As a child, I noticed that the proofs of mathematical theorems were esoteric knowledge, known only to a few adults. I struggled to follow even the simplest proofs, and hoped that one day I might learn to create a proof or two of my own. This was not only a high aspiration, but a dangerous one. I saw no reason why certain knowledge of a true fact would be accessible to humans via proof. Any-one who embarked on the quest to find a proof risked embarking on a doomed quest to find a non-existent proof.

For me Gödel's completeness theorem is the miracle. Every valid statement has a proof. Amazing!

Aim a little higher, every true statement, and there might not be a proof. It is no surprise to me that this is true. It is a big surprise to me that Gödel was able to prove it; ordinary proofs are hard to find, and proofs of the limits of provability presumably even more deeply hidden.

Non-standard models of arithmetic are weird. Theorems that are true of the standard model of arithmetic and false in some non-standard model must surely be convoluted and obscure. The first order version of the Peano axioms nail down the integers, not perfectly, but very well. Restricting one-self to theorems that are true in all models of them, even the weird, non-standard ones, feels like a very minor restriction. Gödel's completeness theorem raises the possibility of writing a computer program to find a proof of every theorem that isn't convoluted and obscure. Gödel completeness theorem is the really big deal.

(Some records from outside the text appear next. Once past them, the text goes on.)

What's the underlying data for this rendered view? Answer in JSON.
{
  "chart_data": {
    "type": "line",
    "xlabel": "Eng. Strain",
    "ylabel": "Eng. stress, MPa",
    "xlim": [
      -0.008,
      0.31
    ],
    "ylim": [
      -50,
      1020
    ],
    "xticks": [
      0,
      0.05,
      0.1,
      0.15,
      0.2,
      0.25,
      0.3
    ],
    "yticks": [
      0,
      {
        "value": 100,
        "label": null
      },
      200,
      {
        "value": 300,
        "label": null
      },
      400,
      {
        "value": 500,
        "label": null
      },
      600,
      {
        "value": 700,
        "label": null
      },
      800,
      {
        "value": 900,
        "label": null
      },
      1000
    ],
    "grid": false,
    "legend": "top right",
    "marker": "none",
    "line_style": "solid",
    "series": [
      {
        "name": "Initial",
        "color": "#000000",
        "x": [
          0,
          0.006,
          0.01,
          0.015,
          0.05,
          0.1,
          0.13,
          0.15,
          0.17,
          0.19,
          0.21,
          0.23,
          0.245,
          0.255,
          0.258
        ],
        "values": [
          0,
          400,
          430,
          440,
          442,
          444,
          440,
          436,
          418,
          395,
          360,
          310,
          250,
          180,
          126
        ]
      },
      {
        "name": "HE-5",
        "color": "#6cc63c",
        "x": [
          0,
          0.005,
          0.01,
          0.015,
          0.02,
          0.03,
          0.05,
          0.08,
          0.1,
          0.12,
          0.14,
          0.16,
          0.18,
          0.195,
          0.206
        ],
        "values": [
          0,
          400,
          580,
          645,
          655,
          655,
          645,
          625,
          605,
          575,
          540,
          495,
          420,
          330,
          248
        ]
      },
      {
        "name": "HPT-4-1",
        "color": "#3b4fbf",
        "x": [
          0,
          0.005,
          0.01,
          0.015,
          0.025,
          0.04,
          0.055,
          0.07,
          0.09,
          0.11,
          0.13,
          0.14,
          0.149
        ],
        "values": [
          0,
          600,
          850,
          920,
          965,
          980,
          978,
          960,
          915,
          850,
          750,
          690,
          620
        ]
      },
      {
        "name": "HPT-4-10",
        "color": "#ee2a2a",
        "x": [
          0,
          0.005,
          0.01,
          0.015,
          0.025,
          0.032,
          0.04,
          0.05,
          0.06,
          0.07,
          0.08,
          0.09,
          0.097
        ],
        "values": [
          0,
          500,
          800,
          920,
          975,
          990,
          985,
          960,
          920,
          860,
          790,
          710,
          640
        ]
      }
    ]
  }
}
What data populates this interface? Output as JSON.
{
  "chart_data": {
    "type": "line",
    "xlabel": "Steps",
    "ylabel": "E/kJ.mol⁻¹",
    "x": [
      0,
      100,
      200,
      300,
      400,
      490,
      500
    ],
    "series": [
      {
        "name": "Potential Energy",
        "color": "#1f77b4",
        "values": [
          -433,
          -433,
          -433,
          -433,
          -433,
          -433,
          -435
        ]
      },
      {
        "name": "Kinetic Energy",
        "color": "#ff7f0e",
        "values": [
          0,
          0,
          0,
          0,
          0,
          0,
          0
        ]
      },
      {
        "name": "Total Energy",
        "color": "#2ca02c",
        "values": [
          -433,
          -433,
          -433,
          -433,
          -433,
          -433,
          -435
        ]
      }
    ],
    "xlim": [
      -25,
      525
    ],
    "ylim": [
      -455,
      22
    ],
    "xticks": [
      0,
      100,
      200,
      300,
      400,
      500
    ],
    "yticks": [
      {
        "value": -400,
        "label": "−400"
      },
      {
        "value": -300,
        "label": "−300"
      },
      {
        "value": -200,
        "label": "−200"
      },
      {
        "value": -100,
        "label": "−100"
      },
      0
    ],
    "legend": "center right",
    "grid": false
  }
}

Except it isn't. That computer program turns out to be one of those wretched tree search ones that soon bogs down. The real problem turns out to be the combinatorial explosion inherent in unstructured search through the Herbrand universe. One needs Unification and one needs a still missing ingredient to give search a sense of direction. The interesting questions are about the "sense of direction" that lets us find some of the deeply hidden proofs that do exist. Will LLM's help? The answer will be interesting, either way.